J’étais fatiguée à fond avec cette crève qui n’en finit pas. Pris le train à 10h et rentrée le soir à 21h30, dans tous mes états. A l’école des gens intéressants bien sûr mais pas de choc comme j’avais pu en avoir à Cergy. Il faut traîner les étudiants pour qu’ils cherchent, se remettent en question, quittent ce qu’ils savent faire ou croient savoir faire, oublient ce qu’est une bonne idée, car on se fiche des bonnes idées.

« Il y aura un travelling, et deux ours ou hamster face à face. « 

Je m’irrite. Un travelling pourquoi faire, des animaux en peluche pour quoi faire, pour quoi dire?

Ca m’énerve d’entendre une description d’un hypothétique résultat. La fin avant le début, La poule avant l’oeuf… La forme, le résultat, le truc…

Qu’en est il des recherches, des découvertes.
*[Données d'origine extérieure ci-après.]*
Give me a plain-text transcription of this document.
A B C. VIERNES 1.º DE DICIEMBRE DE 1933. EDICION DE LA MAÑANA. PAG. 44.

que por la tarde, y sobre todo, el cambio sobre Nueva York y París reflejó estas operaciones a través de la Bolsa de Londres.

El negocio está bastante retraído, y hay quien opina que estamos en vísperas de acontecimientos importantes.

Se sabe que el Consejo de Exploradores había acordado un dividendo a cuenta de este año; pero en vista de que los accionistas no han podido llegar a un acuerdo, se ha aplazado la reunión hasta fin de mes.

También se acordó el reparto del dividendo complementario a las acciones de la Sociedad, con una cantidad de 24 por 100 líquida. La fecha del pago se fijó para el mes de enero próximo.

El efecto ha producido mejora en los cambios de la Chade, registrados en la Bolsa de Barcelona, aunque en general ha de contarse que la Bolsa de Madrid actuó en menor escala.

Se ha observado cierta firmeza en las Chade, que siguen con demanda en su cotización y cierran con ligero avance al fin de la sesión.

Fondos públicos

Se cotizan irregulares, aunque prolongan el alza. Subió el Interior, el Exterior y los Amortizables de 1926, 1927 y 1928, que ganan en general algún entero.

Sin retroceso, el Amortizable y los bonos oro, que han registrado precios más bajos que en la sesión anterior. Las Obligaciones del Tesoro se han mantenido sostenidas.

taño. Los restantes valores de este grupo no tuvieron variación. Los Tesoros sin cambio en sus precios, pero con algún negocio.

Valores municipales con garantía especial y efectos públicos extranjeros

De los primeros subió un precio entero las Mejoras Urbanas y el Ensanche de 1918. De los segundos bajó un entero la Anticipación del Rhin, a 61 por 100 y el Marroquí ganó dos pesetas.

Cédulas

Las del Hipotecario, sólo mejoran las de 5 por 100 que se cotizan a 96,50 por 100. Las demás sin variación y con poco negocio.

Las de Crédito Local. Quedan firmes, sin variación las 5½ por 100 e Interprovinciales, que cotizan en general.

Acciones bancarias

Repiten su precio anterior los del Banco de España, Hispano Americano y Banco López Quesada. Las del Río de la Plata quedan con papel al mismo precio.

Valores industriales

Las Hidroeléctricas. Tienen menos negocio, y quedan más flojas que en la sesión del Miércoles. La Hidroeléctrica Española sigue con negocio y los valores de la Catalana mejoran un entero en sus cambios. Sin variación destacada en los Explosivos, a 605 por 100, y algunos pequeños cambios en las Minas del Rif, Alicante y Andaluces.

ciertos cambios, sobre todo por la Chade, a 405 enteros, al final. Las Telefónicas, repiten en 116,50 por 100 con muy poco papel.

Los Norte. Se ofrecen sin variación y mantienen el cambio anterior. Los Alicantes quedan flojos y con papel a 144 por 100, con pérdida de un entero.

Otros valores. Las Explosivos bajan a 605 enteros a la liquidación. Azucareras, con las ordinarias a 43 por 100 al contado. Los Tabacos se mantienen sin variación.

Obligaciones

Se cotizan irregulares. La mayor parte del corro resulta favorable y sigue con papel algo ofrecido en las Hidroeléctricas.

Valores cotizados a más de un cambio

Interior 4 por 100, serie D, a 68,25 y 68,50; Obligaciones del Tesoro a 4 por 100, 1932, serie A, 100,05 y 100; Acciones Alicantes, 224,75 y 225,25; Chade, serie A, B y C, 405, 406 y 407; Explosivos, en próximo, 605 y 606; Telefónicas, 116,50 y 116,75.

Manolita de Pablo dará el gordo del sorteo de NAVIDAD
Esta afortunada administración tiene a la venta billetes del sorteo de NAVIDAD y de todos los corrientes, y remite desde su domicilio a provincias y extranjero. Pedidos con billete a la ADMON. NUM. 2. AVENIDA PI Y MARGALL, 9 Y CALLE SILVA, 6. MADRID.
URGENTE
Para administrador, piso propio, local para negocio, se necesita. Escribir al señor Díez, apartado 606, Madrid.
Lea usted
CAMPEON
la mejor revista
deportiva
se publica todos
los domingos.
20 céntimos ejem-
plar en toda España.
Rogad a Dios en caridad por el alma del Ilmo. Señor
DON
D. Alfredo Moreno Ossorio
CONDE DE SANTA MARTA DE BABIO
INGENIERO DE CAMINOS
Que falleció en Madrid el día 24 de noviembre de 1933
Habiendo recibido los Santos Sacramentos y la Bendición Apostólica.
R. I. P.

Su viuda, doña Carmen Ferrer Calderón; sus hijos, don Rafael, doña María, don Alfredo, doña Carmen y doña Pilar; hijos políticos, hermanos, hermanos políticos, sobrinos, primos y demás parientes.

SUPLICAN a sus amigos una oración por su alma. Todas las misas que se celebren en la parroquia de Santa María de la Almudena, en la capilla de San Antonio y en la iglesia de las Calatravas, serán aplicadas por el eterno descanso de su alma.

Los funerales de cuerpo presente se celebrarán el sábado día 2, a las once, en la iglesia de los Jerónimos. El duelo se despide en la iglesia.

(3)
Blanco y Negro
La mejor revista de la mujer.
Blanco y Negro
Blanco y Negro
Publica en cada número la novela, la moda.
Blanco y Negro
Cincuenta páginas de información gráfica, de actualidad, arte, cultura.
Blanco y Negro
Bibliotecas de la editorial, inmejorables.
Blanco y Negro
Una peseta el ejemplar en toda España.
Je crois que si aujourd’hui je devais recommencer une école, ce ne serait pas une école d’art, Beaux arts et compagnie. On sent une énergie parfois, une détermination comme chez J. Mais tout cela a tendance à me faire un peu bailler.

Je crois surtout qu’on leur dit beaucoup de conneries, que l’on exige d’eux des « résultats « trop rapidement et qu’ils ne peuvent donc pas risquer, se tromper , échouer.

A. jusqu’à présent . Je me traîne sur le vélo. Dessine en baillant en toussant. J’écoute des extraits du Chat Botté de Deschamps à la radio. Le son est monstrueux? Ca me semble d’une laideur!. Même sans voir d’images c’est laid. La musique ( Moriarty) Pouac. Je ne sais pas ça sonne « ordinaire ». R. me dit que les critiques ne sont pas bonnes.

Un type dans la rue joue « le chant des partisans  » avec un instrument que je n’arrive pas à reconnaître.

Temps magnifique mais j’ai froid. Je dois me préparer pour aller chez DDL et parler de la soirée Fellini.Ai annulé le tennis cette semaine.